"President Obama's Environmental Protection Agency is encouraging the public to create video advertisements that explain why federal regulations are "important to everyone."If this isn't bizarre and stupid, I don't know what is. Let's hold another contest for home videos explaining why mass extinction events are "important to everyone", also. We'll run it on "America's Funniest Home Videos" show.
We ought to have a counter contest (is a contest the opposite of a protest?): Encourage the public to create the STUPIDEST video advertisments explaining why federal regulations are "important to everyone". Mock the living hell out of these clowns. I'm sending this idea around to all my favorite media outlets.
EPA Contest Seeks Videos Promoting Government Regulations
Monday, April 19, 2010
By Matt Cover, Staff Writer
(CNSNews.com) – President Obama's Environmental Protection Agency is encouraging the public to create video advertisements that explain why federal regulations are "important to everyone."
The contest, which ends May 17, will award $2,500 to the makers of the video that best explains why federal regulations are good and how ordinary citizens can become more involved in making regulations. The videos must be posted on YouTube and can be no more than 60-90 seconds in length.
In the current contest, each video must include the slogan “Let your voice be heard,” and it must direct viewers to the government’s regulatory website www.Regulations.gov . The winning video will then be used by the entire federal government to promote the regulatory process and enhance the public’s participation in it.
The EPA is managing the contest, part of the government’s eRulemaking program, on behalf of the entire government.
As explained in the EPA press release announcing the contest, the purpose of the videos will be to remind the public that federal regulation touches “almost every aspect” of their lives and to promote how important those regulations are.

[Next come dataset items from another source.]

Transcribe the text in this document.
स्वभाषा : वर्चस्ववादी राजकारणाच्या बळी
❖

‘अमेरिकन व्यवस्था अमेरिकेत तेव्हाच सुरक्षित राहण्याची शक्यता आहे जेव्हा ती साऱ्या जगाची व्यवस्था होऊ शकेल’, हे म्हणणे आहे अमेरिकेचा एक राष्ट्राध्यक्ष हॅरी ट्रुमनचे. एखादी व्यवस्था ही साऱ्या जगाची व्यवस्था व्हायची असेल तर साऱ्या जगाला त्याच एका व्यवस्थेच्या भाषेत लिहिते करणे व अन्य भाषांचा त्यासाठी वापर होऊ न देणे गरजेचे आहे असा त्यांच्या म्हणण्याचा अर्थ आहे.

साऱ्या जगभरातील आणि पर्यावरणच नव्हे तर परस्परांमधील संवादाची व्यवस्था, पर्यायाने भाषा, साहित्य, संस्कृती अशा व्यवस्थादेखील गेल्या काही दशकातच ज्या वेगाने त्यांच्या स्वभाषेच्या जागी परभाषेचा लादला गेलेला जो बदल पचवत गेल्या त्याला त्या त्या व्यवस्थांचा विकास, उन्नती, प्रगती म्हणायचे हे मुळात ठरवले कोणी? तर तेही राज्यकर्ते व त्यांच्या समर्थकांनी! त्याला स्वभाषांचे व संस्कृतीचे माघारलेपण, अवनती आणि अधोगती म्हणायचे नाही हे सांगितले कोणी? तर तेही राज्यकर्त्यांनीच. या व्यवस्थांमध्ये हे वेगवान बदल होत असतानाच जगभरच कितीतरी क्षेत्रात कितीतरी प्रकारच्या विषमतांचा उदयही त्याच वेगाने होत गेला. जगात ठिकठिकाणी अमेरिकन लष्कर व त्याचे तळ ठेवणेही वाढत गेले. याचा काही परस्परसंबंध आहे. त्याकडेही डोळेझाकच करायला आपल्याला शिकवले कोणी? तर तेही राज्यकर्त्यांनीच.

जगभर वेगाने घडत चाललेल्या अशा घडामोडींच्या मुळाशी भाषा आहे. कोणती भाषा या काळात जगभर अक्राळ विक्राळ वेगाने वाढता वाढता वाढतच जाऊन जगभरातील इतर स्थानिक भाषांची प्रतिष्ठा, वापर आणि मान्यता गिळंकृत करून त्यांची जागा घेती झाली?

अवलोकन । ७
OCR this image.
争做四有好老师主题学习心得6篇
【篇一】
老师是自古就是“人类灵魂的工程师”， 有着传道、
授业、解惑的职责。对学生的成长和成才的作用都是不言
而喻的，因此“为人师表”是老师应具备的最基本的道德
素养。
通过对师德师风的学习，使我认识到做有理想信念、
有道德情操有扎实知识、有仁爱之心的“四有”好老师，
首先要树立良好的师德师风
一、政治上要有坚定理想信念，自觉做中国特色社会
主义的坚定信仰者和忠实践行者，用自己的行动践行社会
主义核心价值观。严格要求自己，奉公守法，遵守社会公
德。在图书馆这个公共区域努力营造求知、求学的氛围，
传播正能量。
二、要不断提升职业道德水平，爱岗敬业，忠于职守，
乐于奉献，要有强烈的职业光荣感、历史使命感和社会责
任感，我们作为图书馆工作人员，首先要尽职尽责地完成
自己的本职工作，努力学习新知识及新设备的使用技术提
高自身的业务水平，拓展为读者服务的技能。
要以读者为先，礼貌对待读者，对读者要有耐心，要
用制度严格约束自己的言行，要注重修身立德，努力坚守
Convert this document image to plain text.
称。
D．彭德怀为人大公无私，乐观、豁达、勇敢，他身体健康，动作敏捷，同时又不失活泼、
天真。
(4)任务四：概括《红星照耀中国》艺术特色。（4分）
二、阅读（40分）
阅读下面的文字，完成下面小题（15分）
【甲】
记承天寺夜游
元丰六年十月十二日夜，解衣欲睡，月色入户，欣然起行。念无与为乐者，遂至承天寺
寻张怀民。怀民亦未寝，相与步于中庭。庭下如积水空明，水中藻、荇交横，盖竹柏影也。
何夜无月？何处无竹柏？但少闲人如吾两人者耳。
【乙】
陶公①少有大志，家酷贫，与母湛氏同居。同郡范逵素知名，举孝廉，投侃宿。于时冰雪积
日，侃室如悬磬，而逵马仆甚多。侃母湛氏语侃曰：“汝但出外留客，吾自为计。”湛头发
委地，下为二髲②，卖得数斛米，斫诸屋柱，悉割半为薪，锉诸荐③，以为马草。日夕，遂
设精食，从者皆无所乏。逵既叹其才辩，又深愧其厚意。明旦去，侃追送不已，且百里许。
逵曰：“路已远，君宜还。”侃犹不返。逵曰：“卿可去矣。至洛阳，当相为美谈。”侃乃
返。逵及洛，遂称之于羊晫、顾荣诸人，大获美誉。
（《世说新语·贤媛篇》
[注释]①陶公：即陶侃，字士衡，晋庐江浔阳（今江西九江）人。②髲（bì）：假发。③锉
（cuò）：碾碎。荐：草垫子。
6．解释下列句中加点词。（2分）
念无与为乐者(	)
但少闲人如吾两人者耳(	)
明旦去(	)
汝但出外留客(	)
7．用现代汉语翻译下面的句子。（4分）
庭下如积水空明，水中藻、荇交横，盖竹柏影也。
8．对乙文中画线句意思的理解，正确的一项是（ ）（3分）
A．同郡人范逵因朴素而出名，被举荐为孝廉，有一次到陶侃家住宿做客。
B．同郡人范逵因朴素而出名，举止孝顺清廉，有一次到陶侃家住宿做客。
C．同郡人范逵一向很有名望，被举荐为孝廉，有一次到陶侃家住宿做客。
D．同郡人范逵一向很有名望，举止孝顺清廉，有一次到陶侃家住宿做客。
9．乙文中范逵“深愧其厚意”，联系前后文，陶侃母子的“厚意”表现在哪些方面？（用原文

“The contest will highlight the significance of federal regulations and help the public understand the rulemaking process. Federal agencies develop and issue hundreds of rules and regulations every year to implement statutes written by Congress. Almost every aspect of an individual’s life is touched by federal regulations, but many do not understand how rules are made or how they can get involved in the process.”
The videos should be designed to “capture the public imagination” and to “explain” why government regulations are “important to everyone.”
“With a short 60 to 90 second video, citizens should capture public imagination and use creativity, artistic expression and innovation to explain why regulations are important to everyone, and motivate others to participate in the rulemaking process.”
The videos must both educate viewers on the government’s regulatory process and encourage them to become more involved in it. The videos must remind viewers that regulations are laws written by the executive branch.
“Federal agencies write laws called regulations or rules,” the contest’s information guidelines states. “When Congress writes a statute and the President signs it, it usually doesn’t have enough detail for it to be put into effect. So, federal agencies fill in the details by issuing regulations.”
The videos must also remind viewers that regulations are the law and that they actually outnumber laws passed by Congress on the order of 10-1.
“Regulations have the power of law. Breaking them can result in fines and even jail time. Regulations outnumber Congressional statutes. For every statute passed by Congress and signed into law by the President, federal agencies create about 10 regulations, each of which have the force of law.”
The videos must also explain to viewers how regulations affect the everyday lives of Americans, showing just what the government does that has a “direct impact” on the lives of “every American citizen.”
Regulations have a direct impact on your life and the life of every American citizen,” the information packet says.
“The price of the coffee you drink in the morning is affected by regulations written by the Commodity Futures Trading Commission. The television shows you watch are regulated by the Federal Communications Commission. The quality of the air you breathe is affected by regulations written by the Environmental Protection Agency.”
The winning entry will be the video which best promotes greater awareness of federal regulations, motivates people to participate in it, and tries to change the way most people think about regulation, EPA spokesman Latisha Petteway told CNSNews.com in an email explaining the contest.
“The overall message should promote greater awareness of Federal rulemaking, motivate
others to participate, and perhaps, even change the common perception of Federal rulemaking.”
The winning video will be announced by EPA in June 2010.
Previous government contests dealt with subjects such as reducing water pollution and preventing the flu. Those contests produced videos encouraging people to follow the government's advice on how to prevent storm water runoff and the spread of disease.